= John Hughes (1872–1914) =

Welsh composer (1872–1914)

Landore John Hughes (13 February 1872 - 16 June 1914) was a Welsh composer known for his tune Calon Lân, generally used with a poem of the same name by Daniel James (Gwyrosydd). Hughes composed it at the invitation of Gwyrosydd. He composed many other hymn tunes.

==Birth==
Hughes was born in Penybryn, Pembrokeshire. The house in which he was born bears a plaque.

==Occupation==
Hughes worked his entire secular career for Dyffryn Steel Works in Morriston, beginning as an office boy and ending as marketing manager.
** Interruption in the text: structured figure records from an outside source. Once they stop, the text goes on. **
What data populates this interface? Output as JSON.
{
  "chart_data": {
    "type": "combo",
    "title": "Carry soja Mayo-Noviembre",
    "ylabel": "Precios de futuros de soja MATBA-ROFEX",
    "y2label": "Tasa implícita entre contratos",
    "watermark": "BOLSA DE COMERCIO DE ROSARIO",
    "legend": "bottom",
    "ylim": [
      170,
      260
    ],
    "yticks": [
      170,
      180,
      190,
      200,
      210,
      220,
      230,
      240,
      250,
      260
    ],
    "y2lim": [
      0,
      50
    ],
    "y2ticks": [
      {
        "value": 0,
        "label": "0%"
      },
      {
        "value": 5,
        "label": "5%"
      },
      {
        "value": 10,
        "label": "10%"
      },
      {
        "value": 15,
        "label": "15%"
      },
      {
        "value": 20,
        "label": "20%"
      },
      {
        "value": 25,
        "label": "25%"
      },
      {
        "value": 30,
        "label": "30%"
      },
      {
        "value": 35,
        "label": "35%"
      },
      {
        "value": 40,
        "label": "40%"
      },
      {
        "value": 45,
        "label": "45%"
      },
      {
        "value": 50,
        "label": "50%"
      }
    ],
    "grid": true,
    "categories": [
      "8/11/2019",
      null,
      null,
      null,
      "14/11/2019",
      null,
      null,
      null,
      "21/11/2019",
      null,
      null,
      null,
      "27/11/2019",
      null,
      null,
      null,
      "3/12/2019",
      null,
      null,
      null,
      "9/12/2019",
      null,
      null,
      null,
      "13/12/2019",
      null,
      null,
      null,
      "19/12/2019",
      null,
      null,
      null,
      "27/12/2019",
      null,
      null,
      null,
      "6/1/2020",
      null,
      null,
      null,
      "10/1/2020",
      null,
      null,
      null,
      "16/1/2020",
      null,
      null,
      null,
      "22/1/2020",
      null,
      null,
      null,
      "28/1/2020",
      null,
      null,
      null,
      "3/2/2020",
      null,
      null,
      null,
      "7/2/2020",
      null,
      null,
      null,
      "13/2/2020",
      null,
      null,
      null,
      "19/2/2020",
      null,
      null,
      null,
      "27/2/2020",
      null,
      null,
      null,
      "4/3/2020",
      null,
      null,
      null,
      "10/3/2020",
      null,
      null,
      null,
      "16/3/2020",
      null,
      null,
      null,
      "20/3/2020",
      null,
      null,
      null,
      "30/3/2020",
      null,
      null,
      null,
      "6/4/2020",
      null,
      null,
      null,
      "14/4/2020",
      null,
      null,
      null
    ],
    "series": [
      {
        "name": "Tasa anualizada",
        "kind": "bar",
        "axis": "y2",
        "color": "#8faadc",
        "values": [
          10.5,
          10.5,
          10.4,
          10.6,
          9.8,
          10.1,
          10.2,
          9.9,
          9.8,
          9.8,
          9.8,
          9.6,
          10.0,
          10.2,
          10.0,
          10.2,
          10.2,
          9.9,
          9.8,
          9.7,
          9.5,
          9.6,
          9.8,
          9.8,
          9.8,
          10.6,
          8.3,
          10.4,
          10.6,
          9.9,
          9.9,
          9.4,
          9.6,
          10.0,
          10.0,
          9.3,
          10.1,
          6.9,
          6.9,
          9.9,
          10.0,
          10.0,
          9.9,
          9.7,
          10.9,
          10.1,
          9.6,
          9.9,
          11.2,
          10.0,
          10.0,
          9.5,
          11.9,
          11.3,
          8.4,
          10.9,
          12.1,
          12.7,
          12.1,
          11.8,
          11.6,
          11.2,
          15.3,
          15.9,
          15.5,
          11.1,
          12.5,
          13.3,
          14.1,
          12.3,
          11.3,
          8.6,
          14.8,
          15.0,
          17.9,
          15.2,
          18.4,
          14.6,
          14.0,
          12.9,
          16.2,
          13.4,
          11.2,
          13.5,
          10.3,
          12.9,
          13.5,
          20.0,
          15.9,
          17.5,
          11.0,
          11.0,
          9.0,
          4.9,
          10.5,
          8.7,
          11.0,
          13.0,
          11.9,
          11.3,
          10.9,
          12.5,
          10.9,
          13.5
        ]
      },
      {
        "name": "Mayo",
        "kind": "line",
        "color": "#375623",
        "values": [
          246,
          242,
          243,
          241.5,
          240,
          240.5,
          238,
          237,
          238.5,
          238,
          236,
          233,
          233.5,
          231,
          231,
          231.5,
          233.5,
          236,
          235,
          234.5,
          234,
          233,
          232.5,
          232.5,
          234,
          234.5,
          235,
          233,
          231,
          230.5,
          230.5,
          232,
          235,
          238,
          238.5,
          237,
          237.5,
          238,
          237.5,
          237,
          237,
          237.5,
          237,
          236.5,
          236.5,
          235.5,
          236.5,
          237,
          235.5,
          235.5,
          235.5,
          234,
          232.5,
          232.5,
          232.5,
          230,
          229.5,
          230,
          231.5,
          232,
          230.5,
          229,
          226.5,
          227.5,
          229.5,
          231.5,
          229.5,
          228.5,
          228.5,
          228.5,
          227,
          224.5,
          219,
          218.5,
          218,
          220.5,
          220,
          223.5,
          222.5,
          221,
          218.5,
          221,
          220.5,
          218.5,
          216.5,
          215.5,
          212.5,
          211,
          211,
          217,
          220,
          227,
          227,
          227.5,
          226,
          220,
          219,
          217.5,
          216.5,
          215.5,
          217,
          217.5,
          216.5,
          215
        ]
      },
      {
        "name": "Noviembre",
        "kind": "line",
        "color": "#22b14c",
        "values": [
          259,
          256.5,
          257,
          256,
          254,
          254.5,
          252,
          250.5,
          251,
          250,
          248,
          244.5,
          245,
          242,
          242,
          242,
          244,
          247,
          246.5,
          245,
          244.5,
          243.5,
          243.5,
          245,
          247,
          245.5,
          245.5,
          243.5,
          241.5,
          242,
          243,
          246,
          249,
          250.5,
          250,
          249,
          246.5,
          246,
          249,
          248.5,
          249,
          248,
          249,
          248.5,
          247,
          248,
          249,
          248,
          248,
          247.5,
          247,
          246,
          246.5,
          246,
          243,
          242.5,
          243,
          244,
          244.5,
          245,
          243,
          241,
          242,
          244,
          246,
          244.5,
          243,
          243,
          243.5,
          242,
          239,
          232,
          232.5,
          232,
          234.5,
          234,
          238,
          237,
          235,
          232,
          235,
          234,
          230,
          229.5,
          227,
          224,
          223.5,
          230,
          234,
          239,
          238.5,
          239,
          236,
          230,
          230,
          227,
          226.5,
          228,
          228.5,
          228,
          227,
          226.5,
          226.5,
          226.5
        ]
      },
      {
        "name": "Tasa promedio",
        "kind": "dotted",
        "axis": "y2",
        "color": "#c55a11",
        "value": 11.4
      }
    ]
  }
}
He travelled internationally with the company and in the process taught himself six languages besides his native Welsh.

==Composing==
For Calon Lân, a poem by Daniel James (Gwyrosydd), Hughes composed and harmonized the tune at the explicit invitation of Gwyrosydd, and it is generally sung to Hughes' tune. Hughes composed many of his tunes for Gymanfu Ganu and other Welsh singing meetings.

==Personal life==
Hughes and his wife Mary Ann Thomas Hughes had three daughters.

==Death==
Hughes died of a brain hemorrhage at 3 Stockwell Villas, Treboeth, Swansea, in 1914. He was buried adjacent to his parents in the graveyard of Caersalem Newydd Welsh Baptist Chapel, where he had served as organist. Fellow workers from the Steel Works served as his pallbearers.